Accélérer et simplifier la vie publique, D. Gremillet y travaille !

Publié le Vendredi 23 Octobre 2020

Le sénateur vosgien Daniel Gremillet faisait partie d'une commission mixte paritaire chargée de proposer un texte sur les dispositions restant en discussion sur le projet de loi d'accélération et de simplification de l'action publique dit « ASAP ». Avec 6 autres sénateurs et 7 députés, un accord a été trouvé. 

L’accord trouvé permet, tout d’abord, de clarifier les modalités d’application du droit de résiliation annuelle de l’assurance emprunteur. À ce sujet, Daniel Gremillet confie « C’est une des mesures majeures du projet de loi ASAP. Sous l’impulsion des travaux du Sénat, cette mesure garantit un droit de résiliation annuelle de l’assurance emprunteur et une obligation d’information renforcée du prêteur à l’égard de l’emprunteur. A n’en pas douter, cette évolution aura des retombées positives sur le pouvoir d’achat des Français, tandis qu’actuellement, une large partie des consommateurs ignorent qu'ils peuvent changer d'assurance emprunteur ou n'obtiennent pas à temps la substitution de leurs contrats faute d’un manque de clarté de la notion de « date d'échéance ». La mesure votée par le Parlement permettra d’abaisser entre 6 000 et 15 000 euros le coût du crédit pour un particulier, c’est très significatif »

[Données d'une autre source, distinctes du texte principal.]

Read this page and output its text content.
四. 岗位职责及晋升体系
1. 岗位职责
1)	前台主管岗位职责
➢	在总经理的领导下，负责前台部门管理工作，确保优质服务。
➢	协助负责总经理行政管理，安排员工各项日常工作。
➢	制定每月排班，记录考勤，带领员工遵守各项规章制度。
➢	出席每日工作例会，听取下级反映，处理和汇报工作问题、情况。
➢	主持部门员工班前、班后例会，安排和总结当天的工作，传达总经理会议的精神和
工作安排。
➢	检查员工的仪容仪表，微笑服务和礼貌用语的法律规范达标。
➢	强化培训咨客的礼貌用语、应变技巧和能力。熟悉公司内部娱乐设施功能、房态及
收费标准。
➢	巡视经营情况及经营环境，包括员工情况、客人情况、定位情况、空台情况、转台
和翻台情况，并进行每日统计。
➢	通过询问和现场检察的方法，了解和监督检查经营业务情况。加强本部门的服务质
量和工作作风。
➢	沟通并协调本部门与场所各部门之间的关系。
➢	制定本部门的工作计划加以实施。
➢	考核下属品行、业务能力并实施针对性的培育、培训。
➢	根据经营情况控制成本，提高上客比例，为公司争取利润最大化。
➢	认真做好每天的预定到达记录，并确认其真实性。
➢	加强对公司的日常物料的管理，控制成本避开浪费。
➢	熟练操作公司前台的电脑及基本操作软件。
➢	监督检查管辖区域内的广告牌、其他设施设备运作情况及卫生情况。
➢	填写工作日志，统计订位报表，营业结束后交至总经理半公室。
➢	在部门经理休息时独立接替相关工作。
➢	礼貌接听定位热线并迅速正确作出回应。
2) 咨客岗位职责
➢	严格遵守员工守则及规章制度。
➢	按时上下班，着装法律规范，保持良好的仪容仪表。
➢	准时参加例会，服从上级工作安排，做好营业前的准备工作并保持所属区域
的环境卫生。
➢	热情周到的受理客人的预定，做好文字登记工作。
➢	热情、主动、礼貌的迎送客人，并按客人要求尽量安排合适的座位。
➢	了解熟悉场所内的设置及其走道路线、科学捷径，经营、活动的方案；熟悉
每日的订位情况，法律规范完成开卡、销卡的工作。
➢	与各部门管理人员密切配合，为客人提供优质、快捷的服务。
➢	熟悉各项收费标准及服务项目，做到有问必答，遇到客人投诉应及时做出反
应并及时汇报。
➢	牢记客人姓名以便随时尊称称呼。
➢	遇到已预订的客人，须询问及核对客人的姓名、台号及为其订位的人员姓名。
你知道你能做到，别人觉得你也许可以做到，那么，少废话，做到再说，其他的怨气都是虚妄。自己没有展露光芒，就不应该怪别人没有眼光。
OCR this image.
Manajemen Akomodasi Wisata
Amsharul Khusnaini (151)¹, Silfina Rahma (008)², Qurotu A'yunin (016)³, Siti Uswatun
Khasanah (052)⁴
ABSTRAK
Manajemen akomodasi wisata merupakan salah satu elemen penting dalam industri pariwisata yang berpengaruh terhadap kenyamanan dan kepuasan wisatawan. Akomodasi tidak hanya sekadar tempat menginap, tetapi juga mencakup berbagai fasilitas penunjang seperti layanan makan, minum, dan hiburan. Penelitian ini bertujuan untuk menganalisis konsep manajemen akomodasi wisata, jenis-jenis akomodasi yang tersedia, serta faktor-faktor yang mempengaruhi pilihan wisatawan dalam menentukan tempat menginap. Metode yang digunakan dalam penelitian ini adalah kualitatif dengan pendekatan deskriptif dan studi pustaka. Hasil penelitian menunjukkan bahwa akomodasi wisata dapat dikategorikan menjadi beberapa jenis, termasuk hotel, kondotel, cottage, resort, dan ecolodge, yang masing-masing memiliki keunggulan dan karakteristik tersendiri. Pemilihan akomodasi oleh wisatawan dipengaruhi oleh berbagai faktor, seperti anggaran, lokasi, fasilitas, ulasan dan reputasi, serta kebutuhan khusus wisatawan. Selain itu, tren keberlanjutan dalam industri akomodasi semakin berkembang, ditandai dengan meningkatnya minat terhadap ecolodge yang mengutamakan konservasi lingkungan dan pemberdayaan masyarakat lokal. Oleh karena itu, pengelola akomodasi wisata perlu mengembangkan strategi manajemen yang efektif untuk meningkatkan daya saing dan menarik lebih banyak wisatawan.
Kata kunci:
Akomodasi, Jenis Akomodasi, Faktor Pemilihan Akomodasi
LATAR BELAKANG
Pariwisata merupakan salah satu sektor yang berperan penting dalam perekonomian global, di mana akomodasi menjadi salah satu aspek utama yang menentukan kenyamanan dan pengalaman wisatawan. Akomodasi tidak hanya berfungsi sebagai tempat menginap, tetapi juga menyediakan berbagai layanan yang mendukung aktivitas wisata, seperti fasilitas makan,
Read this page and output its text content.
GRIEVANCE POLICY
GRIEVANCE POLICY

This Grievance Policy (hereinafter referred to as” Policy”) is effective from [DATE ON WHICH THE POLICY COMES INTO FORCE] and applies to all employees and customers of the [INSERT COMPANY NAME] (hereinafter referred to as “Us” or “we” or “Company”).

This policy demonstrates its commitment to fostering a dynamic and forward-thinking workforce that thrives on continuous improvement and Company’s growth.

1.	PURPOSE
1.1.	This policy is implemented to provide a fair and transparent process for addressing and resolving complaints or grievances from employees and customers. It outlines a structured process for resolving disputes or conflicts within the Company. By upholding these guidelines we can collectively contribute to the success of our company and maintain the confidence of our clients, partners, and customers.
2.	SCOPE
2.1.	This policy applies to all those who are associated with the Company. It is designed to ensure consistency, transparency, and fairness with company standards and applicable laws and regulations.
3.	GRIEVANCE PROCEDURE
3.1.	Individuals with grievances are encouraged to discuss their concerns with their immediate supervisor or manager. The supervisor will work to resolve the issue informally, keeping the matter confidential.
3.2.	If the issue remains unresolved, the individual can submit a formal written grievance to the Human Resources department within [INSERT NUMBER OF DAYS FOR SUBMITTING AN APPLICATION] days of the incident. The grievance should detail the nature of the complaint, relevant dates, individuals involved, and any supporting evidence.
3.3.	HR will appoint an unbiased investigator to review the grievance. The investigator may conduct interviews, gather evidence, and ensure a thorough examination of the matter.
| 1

Parmi les autres avancées contenues dans le texte et défendues par l’élu vosgien : 

  • Une mesure posant l’obligation pour les établissements santé qui disposent de l’équipement requis (seulement), de consulter et d’alimenter le dossier pharmaceutique à chaque consultation du patient. 

  • Une mesure préservant les compétences des collectivités territoriales en matière de permis d’aménager, notamment dans le cadre des projets d’implantation d’éoliennes, de transports ferroviaire ou terrestre ou d’aménagement urbain. 

  • Une mesure confortant plusieurs leviers au service de la transition énergétique, en particulier en matière de démantèlement des installations nucléaires et d’outils d’évaluation alors que la loi dite « Énergie-Climat » du 8 novembre 2019 prévoit de ramener la part d'électricité produite à partir d'énergie nucléaire à 50 % d'ici 2035, ce qui correspond à la fermeture de 14 réacteurs en 15 ans. Le projet de loi comporte également des dispositions visant à favoriser l’injection directe du biogaz dans les réseaux et de promotion des énergies renouvelables dans les Outre-mer.

  • Une mesure consolidant la possibilité pour les personnes âgées résidant dans un établissement médico-social d’utiliser leur chèque énergie pour régler certaines dépenses.

  • Une mesure renforçant la procédure d’expulsion des squatteurs, en limitant les cas dans lesquels le préfet peut ne pas y faire droit.

  • Une mesure visant à simplifier la vie des familles en supprimant le caractère obligatoire du certificat médical pour la pratique sportive des mineurs. Députés et Sénateurs ont, toutefois, décidé, sur proposition du Sénateur Daniel GREMILLET, d’exclure, de cette mesure, certains sports à risque particuliers dont la liste sera établie par décret et pour lesquels, un certificat médical demeurera obligatoire. 

Le Sénat examinera les conclusions de la commission mixte paritaire sur le projet de loi d'accélération et de simplification de l'action publique le mardi 27 octobre 2020.